No voy a negar que la cartonización es el gran problema, lo es, cuanta gente estudia para poder refregarle el cartón en la cara a cuanto enemigo invisible se le ponga en frente, también es un problema el que se ponga a la universidad en primer lugar, si bien creer que será la sustentadora de nuestros deseos futuros es entre comillas cierto, no debiera ser la primera prioridad por sobre los afectos que tengamos.
Mi problema está en decir que la universidad, si fuese la segunda prioridad, te echarías todos los ramos, partiendo de ahí se cae en lo absurdo. La universidad es necesaria, no en el sentido en que no puedas hacer otra cosa y seas inservible socialmente, no para refregar un título, sino para tener un puerto seguro. Si el que escribió este artículo piensa que al mecánico (que se cita en un comentario) no le a costado salir adelante más que la porquería y que no hubiera preferido tener un puerto seguro al que recurrir todos los días como el de un cartón es ciego y sordo, jamás mudo pero la boca la usa para dar opiniones como verdades absolutas y eso nunca es bueno.
Ok, hay cientos de ejemplos de personas que no yendo a la universidad han logrado tener una vida de lujo (con esto me refiero a que tienen lo que quieren y no a que lo tienen todo), pero son miles y millones los que por no poder acceder a este sistema que, de acuerdo consume a la mayoría, te seca, pero que finalmente si puede ser visto como una necesidad y como una oportunidad por cuanto el día de mañana tienes que comer y dar de comer.
Si hay gente tan ciega como para no ver al sin número de poblaciones que se vio obligada a reducir todos sus sueños a una baraja limitada que incluye ir a la playa una vez cada cinco años por el día porque no alcanza para más, ok, critíquenme, pero, si bien concuerdo con el problema planteado, creo que el modo en que se muestra, dentro de una sociedad en la que tristemente estamos insertos, no es para nada la correcta.

03 de julio

¿Que carton te da de comer hoy en dia?

Vamos directo al meollo ¿que carton hoy lo tienes y puedes comer?

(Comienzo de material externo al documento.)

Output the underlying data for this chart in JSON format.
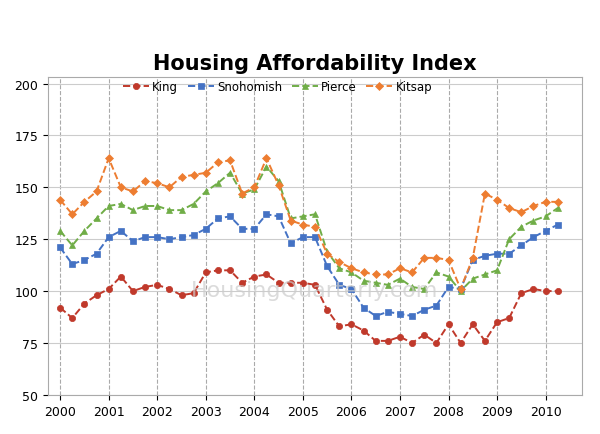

Porque te aseguro que el de asistente social o el de profesor o incluso el de sociologo no.

Los cartones que te dan de comer universitarios son:

1. Ingeniería Comercial
2. Contabilidad y Auditoría
3. Ingeniería Informática
4. Psicología
5. Ingeniería Civil Industrial
6. Ingeniería Civil
7. Química y Farmacia
8. Administración de Empresas
9. Ingeniería de Ejecución.

Y tecnicos.

1. Técnico en Administración de Empresas
2. Contabilidad y Secretariado
3. Técnico en Administración de Recursos Humanos
4. Técnico Informático
5. Técnico en Computación
6. Técnico Mecánico
7. Técnico en Análisis de Sistemas
8. Técnico en Ingeniería de Ejecución.

¿Crees que todos estan capacitados para estudiar alguna de esas carreras? No, no lo estamos (lo digo porque yo apenas se sumar y restar)

Asi que entramos en la categoria de que si vamos a estudiar, tendremos el problema que no lo haremos en una carrera con carton seguro, lo haremos en las otras, en las que el carton no sirve mas que de adorno o en las que con carton o sin carton eres un nadie, o peor, en las que tendras que vivir juntando cartones.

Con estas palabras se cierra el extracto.